発達障害は “治すものではない”?困りごとが減る関わり方と具体例

生きづらさ

〜 変えるのは、子どもではく “関わり方” だった 〜


「発達障害は治すものではない」。そう聞いて、不安になったことはありませんか?

「このままずっと変わらないのか?」
「努力しても意味が無いのではないか?」

しかし、現場で子どもたちと関わる中で見えてくるのは、まったく違う現実です。
それは、“特性はそのままでも、困りごとは大きく減らせる” という事実です。

そこで今回は、「治らない」と言われる本当の意味を、具体例とともに解説しながら、明日から出来る関わり方のヒントをお話しします。

7〜11分

発達障害は “脳の特性” である

  • 性格では無く、情報処理の違い
  • 生まれつきの傾向、としての理解

“治る=元に戻る” という考え方の限界

  • そもそも “元” とは何か?
  • 多数派基準の落とし穴
    ( “定型発達者” =多数派。

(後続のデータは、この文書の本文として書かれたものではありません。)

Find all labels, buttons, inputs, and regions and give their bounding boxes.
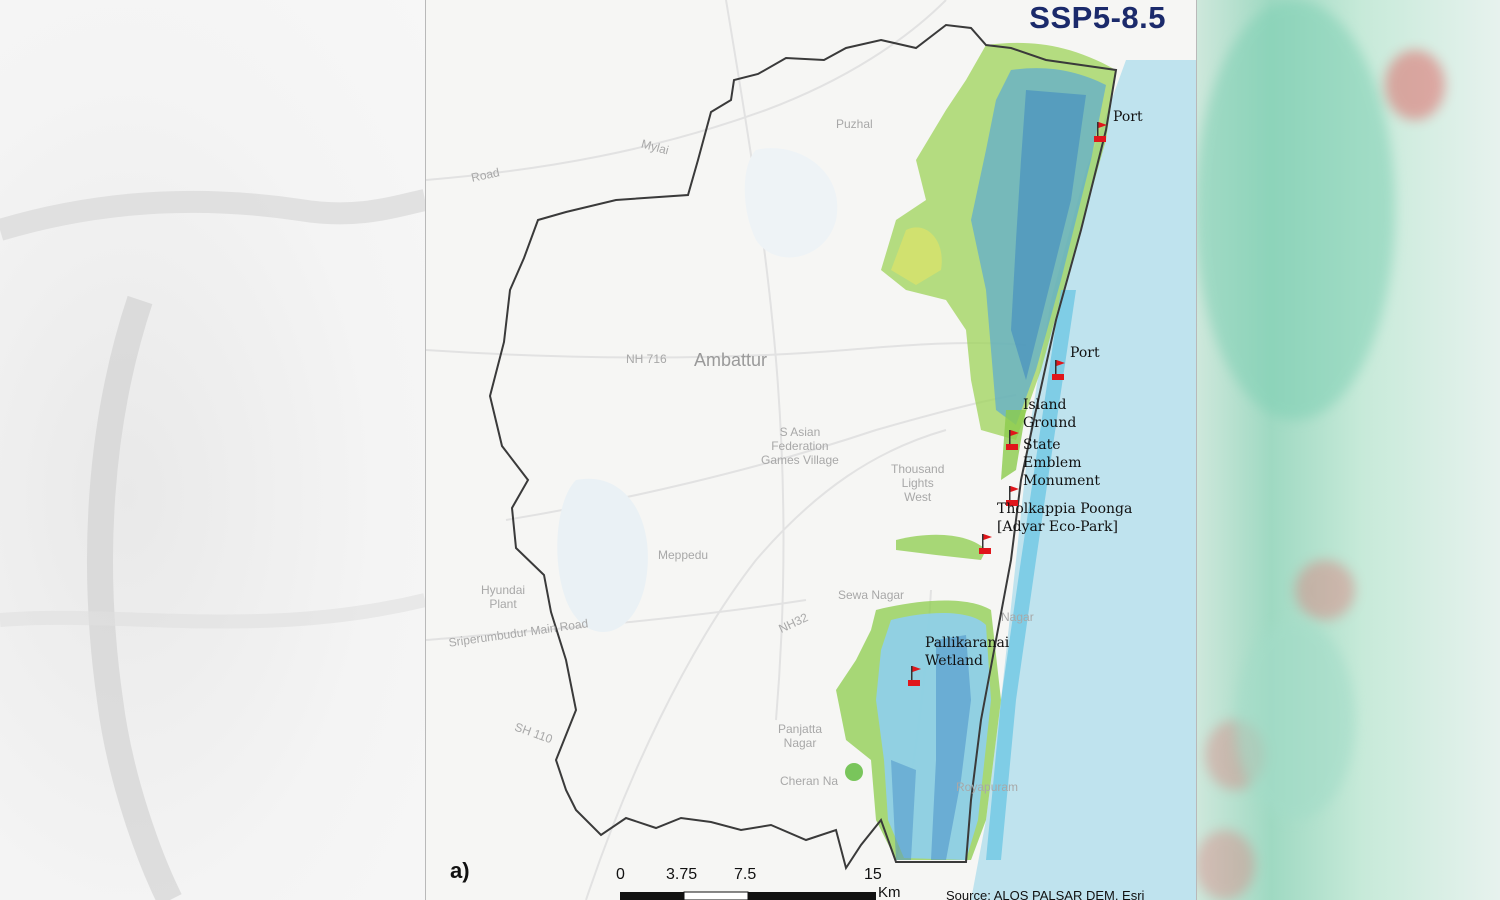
basemap-label-cheran-nagar: Cheran Na [780,774,839,788]
basemap-label-meppedu: Meppedu [658,548,709,562]
basemap-label-hyundai-plant: Hyundai Plant [481,583,526,611]
scale-bar-graphic [620,891,876,900]
landmark-label-port-central: Port [1070,345,1100,361]
flag-icon [908,666,921,686]
map-canvas [426,0,1196,900]
flag-icon [1006,430,1019,450]
flood-inundation-layer [836,42,1116,860]
blurred-background-left [0,0,425,900]
basemap-label-sewa-nagar: Sewa Nagar [838,588,905,602]
flag-icon [979,534,992,554]
blurred-flag-marker [1385,50,1445,120]
blurred-flag-marker [1195,830,1255,900]
blurred-flood-area [1195,0,1395,420]
landmark-label-island-ground: Island Ground [1023,397,1077,431]
scale-bar: 0 3.75 7.5 15 Km [616,866,916,900]
flag-icon [1052,360,1065,380]
basemap-label-puzhal: Puzhal [836,117,873,131]
flood-map-panel: Ambattur NH 716 S Asian Federation Games… [425,0,1197,900]
basemap-label-nh: NH 716 [626,352,667,366]
flag-icon [1006,486,1019,506]
scale-tick-1: 3.75 [666,866,698,883]
landmark-label-state-emblem-monument: State Emblem Monument [1023,437,1100,489]
blurred-flood-area [1235,620,1355,820]
scale-unit: Km [878,884,901,900]
blurred-flag-marker [1295,560,1355,620]
basemap-lake [744,148,838,258]
basemap-label-ambattur: Ambattur [694,350,768,370]
landmark-label-tholkappia-poonga: Tholkappia Poonga [Adyar Eco-Park] [997,501,1133,535]
blurred-background-right [1195,0,1500,900]
basemap-label-thousand-lights: Thousand Lights West [891,462,945,504]
basemap-lake [557,478,648,633]
scale-tick-0: 0 [616,866,625,883]
basemap-label-royapuram: Royapuram [956,780,1019,794]
study-area-boundary [488,23,1118,871]
landmark-label-pallikaranai-wetland: Pallikaranai Wetland [925,635,1010,669]
source-credit: Source: ALOS PALSAR DEM, Esri [946,888,1145,900]
scale-tick-2: 7.5 [734,866,757,883]
panel-label: a) [450,858,470,883]
basemap-label-asian-games: S Asian Federation Games Village [761,425,839,467]
basemap-label-panjatta-nagar: Panjatta Nagar [778,722,823,750]
basemap-label-nagar: Nagar [1001,610,1034,624]
landmark-label-port-north: Port [1113,109,1143,125]
blurred-road-lines [0,189,425,900]
scale-tick-3: 15 [864,866,882,883]
sea-area [971,60,1196,900]
flag-icon [1094,122,1107,142]
scenario-title: SSP5-8.5 [1029,0,1166,35]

”発達障害者” =少数派)

困りごとは “ズレ” から生まれる

  • 環境とのミスマッチ
  • 求められる行動とのギャップ

“出来ない” のでは無く “合っていない”

  • 指導方法の視点転換
  • 関わり方で結果が変わる理由

注意がそれやすい子のケース(ADHD傾向)

⚫︎ 特性として(変わらない部分)

  • 周囲の刺激に気づきやすい
  • 興味が移りやすい

⚫︎ 困りごと(環境で変わる部分)

 Before(工夫無し):

  • 説明中にすぐよそ見
  • 指示が最後まで入らない
  • 「集中しなさい!」と叱られる

 After(環境調整):

  • 説明を短く区切る
  • 視覚的な指示(図・カード)を使う
  • 役割を持たせる

⚫︎ 結果として

  • 最後まで参加出来る
  • 「出来る子」に見える場面が増える
よっちゃん
よっちゃん

集中力が “治った” わけでは無く、特性に合った関わりに変わったのです。


こだわりが強い子のケース(ASD傾向)

⚫︎ 特性

  • 順序やルールへの強いこだわり
  • 見通しが崩れると不安になる

⚫︎ 困りごと(環境で変わる部分)

 Before:

  • 順番が変わるとパニック
  • 「なんでそんなことで怒るの?」と言われる

 After:

  • 事前に予定を伝える
  • 変更がある時は予告する
  • 「変更カード」など視覚支援

⚫︎ 結果として

  • パニックが激減
  • 自分で切り替えられるようになる
よっちゃん
よっちゃん

こだわりは残っているが “扱える力” が育っている状態です。


感覚が敏感な子のケース

⚫︎ 特性

  • 音、光、人との距離に敏感

⚫︎ 困りごと(環境で変わる部分)

 Before:

  • 体育館の音で疲れ切る
  • 接触プレーでパニック

 After:

  • 静かな待機場所を用意
  • イヤーマフの使用
  • 距離を保てる役割

⚫︎ 結果として

  • 最後まで活動に参加出来る
よっちゃん
よっちゃん

感覚過敏は消えてません。でも “守り方” を身につけたのです。


出来る日、出来ない日の波がある子

⚫︎ 特性

  • コンディションの波が大きい
    (ワーキングメモリ、疲労、感覚負荷など)

⚫︎ 困りごと(環境で変わる部分)

 Before:

  • 「昨日出来たのに今日は出来ない」と言われる
  • 怠けている” と思われる

 After:

  • 難易度の段階設定
  • 選べるメニュー
  • 成功体験の確保

⚫︎ 結果として

  • 崩れる日でも参加出来る
  • 自信が積み重なる
  1. 短く、具体的に伝える
  2. 見える形にする(視覚化)
  3. 出来る条件を整える

特性は強みにもなり得る

  • 集中力の偏り=没頭力
  • こだわり=継続力

自己肯定感を守る関わり

  • 否定より調整
  • 成功体験の積み重ね

発達障害は “なくすもの” ではありません。その子が持っている “感じ方” や “捉え方” の特徴です。
だからこそ、無理に変えようとするほど、子どもは苦しくなってしまいます。

一方で、関わり方や環境が変わると、同じ子どもが驚くほど落ち着き、力を発揮することがあります。

よっちゃん
よっちゃん

それは “治った” のでは無く、”その子に合うやり方に出会えた” だけなのです。

大切なのは、子どもを変えることでは無く、子どもに合う方法を探していくこと。
その積み重ねが “出来る” を増やし、”自信” を育て、その子らしい成長につながっていきます。

“治す” から “活かす” へ。
その視点の転換こそが、関わりを大きく変えていく第一歩になります。